= James Frazier (conductor) =

American orchestral conductor (1940–1985)

James Frazier (1940 – March 10, 1985) was an American orchestral conductor. Frazier was awarded the Cantelli Award in 1969. He went on to attain several prestigious engagements in Europe, the United States, and South America. He was one of the most successful African American conductors in the 1970s.

==Biography==
He was born to a Detroit sanitation worker and at 5 was enrolled in the Detroit Conservatory of Music. By 16, Frazier was conducting from memory in churches, conducting works like Felix Mendelssohn's Elijah and George Frideric Handel's Messiah. He received a degree in chemistry from Wayne State University. During his senior year in college he conducted Elijah with William Warfield as soloist, and was urged to consider a professional career. He attended National Music Camp in Michigan, and eventually was chosen with other three conductors to conduct in public. He then went on to conduct at the Detroit Symphony Orchestra, with encouragement from Eugene Ormandy. He later obtained his master's degree in music from the University of Michigan.

In 1969, he won the Cantelli Award in Italy. This led him to conduct in several prestigious orchestras, including the Saint Petersburg Philharmonic Orchestra and the Belarusian State Philharmonic. Frazier garnered acclaim from the orchestras of Detroit and Minsk.

Frazier composed King Requiem, a Requiem mass for Martin Luther King Jr., and conducted its premiere in Detroit on May 9, 1969, with Warfield as soloist. He also composed a musical, 12th Street: A Soul Opera, telling about life in his Detroit, and created the special "Soul and Symphony", which was broadcast on NBC, in the anthology series Special Treat. In the 1970s, Frazier was teaching in public schools in Long Island City.

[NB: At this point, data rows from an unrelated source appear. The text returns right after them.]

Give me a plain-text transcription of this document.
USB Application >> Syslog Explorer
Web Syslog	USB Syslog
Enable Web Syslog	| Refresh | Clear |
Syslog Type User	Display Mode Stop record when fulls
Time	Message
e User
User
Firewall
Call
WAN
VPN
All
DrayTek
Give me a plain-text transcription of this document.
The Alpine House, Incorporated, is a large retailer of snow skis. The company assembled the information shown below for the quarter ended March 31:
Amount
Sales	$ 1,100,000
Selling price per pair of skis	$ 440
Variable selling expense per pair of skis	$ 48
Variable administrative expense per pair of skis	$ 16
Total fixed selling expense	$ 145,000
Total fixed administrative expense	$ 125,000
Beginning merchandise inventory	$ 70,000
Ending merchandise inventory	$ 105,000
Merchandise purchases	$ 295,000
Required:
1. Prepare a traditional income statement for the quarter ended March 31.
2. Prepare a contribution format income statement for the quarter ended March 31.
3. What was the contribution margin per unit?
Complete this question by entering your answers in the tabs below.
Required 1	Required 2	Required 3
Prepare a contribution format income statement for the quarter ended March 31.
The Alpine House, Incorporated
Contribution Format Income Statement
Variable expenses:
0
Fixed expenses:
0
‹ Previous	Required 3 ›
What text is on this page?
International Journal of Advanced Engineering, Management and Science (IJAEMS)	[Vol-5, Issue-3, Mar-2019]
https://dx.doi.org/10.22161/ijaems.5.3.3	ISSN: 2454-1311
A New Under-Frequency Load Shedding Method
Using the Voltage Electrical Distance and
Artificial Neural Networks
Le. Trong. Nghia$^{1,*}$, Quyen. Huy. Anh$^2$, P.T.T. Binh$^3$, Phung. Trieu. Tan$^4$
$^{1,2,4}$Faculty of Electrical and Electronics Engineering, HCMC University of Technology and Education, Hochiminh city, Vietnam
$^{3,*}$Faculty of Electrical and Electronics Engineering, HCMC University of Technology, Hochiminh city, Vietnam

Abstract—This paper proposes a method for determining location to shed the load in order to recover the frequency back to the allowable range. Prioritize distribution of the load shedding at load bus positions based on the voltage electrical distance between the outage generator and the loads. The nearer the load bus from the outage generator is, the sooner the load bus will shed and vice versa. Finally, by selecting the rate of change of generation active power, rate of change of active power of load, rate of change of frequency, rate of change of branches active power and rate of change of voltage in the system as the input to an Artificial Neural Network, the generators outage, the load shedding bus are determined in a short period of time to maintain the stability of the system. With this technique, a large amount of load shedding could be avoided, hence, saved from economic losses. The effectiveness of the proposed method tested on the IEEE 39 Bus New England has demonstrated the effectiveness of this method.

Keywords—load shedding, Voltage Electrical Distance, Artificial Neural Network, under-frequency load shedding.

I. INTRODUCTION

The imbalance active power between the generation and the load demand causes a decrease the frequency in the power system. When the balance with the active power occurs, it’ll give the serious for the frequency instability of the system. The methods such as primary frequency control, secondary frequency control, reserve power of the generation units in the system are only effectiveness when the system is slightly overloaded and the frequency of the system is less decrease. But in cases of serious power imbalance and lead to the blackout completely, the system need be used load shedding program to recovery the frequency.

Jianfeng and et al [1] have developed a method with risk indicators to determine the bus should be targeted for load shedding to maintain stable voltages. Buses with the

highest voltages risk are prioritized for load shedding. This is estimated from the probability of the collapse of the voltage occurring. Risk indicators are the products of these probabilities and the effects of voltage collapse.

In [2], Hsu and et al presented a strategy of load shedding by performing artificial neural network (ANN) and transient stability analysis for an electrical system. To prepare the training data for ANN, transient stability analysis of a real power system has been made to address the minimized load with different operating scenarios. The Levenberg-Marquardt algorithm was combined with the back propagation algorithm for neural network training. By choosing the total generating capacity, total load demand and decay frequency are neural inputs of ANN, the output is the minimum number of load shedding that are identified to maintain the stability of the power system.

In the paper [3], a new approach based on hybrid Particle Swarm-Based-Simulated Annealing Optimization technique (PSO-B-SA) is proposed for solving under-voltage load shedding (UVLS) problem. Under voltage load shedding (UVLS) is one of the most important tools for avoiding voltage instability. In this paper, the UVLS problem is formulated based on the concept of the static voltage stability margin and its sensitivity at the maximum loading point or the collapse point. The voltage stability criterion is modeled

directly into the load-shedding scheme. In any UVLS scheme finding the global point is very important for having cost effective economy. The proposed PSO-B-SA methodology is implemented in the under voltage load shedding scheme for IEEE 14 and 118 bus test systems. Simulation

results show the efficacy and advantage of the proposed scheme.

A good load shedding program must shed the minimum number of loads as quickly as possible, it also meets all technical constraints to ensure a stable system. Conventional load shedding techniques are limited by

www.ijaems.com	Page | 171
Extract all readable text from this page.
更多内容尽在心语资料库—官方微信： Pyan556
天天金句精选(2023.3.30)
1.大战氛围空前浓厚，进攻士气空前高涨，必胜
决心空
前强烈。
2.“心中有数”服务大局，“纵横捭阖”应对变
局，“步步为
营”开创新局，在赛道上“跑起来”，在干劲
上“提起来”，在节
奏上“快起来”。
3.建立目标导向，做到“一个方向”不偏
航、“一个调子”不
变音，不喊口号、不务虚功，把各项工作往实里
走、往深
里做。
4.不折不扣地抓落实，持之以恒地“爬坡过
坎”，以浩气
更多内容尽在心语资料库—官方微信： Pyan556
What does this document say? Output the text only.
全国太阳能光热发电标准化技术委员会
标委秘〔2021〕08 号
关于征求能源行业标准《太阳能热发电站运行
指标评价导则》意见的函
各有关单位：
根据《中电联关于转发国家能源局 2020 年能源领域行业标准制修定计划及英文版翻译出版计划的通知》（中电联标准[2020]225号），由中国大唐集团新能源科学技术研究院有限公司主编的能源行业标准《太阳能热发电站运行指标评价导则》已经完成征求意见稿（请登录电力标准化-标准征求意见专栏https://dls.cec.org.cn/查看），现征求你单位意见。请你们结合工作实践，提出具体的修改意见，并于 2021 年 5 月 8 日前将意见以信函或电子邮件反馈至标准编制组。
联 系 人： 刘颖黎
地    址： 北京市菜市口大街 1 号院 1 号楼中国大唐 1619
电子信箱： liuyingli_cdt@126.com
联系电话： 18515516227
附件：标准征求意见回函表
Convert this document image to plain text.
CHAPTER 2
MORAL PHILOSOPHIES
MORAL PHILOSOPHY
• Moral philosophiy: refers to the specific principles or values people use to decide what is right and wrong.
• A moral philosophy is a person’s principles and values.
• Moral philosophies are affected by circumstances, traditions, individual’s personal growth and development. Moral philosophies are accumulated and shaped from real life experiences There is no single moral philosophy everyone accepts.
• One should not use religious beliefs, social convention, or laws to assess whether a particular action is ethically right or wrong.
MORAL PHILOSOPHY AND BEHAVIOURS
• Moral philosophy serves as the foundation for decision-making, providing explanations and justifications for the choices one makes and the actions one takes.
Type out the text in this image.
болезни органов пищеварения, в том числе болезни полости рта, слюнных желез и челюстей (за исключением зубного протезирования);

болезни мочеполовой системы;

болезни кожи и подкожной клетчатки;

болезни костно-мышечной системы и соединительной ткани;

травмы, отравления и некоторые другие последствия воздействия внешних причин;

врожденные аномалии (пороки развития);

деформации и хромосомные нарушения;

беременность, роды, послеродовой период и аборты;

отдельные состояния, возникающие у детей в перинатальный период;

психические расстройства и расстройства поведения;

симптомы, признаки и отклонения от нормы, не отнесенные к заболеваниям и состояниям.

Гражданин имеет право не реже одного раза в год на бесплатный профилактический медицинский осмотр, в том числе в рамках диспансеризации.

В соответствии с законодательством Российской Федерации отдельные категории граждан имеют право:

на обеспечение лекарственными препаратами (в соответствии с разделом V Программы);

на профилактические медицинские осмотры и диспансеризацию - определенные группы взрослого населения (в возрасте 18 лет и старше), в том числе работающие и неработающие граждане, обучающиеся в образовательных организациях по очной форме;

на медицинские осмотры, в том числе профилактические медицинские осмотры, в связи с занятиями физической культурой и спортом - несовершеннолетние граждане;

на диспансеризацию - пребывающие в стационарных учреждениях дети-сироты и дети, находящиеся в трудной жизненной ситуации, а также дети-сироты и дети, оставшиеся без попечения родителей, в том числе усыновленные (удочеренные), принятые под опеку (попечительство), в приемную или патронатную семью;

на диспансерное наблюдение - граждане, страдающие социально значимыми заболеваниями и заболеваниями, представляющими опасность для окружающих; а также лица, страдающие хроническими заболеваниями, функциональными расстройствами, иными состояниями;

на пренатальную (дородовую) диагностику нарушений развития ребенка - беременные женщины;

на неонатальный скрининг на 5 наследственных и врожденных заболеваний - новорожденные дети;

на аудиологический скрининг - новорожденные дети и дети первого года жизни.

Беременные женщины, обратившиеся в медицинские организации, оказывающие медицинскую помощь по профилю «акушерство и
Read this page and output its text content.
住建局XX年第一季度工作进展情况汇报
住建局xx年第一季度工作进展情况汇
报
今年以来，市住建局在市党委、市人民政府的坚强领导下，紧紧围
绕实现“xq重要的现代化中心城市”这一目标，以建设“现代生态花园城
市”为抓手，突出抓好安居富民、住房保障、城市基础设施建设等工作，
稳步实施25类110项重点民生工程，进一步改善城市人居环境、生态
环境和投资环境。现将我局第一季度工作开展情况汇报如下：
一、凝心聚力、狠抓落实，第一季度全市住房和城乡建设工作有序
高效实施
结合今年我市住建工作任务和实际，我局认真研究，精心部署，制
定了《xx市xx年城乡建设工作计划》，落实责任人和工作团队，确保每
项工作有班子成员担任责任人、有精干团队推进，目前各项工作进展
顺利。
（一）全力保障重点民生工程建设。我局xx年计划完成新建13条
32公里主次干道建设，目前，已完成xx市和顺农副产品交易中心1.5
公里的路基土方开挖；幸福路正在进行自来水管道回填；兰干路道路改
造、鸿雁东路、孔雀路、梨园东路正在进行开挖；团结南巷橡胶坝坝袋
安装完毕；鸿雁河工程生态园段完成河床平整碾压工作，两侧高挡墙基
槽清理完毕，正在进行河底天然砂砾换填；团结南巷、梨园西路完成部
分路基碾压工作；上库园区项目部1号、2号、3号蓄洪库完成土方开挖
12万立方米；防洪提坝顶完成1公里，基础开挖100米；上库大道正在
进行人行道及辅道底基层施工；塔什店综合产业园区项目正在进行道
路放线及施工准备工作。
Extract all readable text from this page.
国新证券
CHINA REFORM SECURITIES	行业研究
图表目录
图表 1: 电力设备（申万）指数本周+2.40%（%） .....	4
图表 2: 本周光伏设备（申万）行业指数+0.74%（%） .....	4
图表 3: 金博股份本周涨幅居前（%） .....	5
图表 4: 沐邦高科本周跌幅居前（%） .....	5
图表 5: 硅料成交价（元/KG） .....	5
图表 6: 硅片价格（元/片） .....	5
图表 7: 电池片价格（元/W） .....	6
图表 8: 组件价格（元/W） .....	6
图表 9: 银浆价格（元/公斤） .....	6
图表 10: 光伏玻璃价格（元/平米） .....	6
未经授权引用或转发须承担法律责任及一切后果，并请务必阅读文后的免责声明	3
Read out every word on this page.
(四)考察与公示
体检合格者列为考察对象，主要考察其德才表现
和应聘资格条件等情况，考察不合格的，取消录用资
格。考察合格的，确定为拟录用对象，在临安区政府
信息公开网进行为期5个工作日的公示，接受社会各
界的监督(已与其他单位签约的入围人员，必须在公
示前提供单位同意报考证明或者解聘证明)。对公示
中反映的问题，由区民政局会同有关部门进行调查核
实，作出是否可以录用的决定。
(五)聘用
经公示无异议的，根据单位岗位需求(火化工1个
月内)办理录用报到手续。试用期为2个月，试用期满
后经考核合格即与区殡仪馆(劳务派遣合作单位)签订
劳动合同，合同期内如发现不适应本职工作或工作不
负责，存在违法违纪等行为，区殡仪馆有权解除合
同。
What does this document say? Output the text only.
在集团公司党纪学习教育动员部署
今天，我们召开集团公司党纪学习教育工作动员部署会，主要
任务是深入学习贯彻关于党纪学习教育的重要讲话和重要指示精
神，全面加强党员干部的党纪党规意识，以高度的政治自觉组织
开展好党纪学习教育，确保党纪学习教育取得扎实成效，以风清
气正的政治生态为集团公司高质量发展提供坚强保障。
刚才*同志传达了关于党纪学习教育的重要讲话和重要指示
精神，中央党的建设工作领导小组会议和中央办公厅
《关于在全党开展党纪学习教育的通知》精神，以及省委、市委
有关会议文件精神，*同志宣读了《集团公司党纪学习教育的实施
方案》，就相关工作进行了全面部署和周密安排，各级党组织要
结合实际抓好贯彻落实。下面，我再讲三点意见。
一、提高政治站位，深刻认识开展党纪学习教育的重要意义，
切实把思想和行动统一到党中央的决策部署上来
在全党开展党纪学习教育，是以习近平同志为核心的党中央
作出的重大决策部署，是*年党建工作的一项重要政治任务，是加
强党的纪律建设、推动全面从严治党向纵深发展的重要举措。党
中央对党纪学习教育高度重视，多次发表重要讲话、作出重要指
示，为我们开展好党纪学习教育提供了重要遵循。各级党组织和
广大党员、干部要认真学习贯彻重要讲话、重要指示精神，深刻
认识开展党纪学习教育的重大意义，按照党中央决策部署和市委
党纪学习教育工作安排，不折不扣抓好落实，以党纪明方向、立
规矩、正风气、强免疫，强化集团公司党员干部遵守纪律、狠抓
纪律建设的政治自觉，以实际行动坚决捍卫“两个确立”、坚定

By 1975 he had conducted, among others, the Detroit Symphony Orchestra, the Philadelphia Orchestra, London's New Philharmonic Symphony Orchestra, the Spanish Radio and Television Symphony Orchestra, the Belarusian State Philharmonic and the Saint Petersburg Philharmonic Orchestra. Later, he also conducted in South America.

In 1981 he was named conductor of the Bogota Symphony. He died in 1985 at the age of 44, after a year of ill health.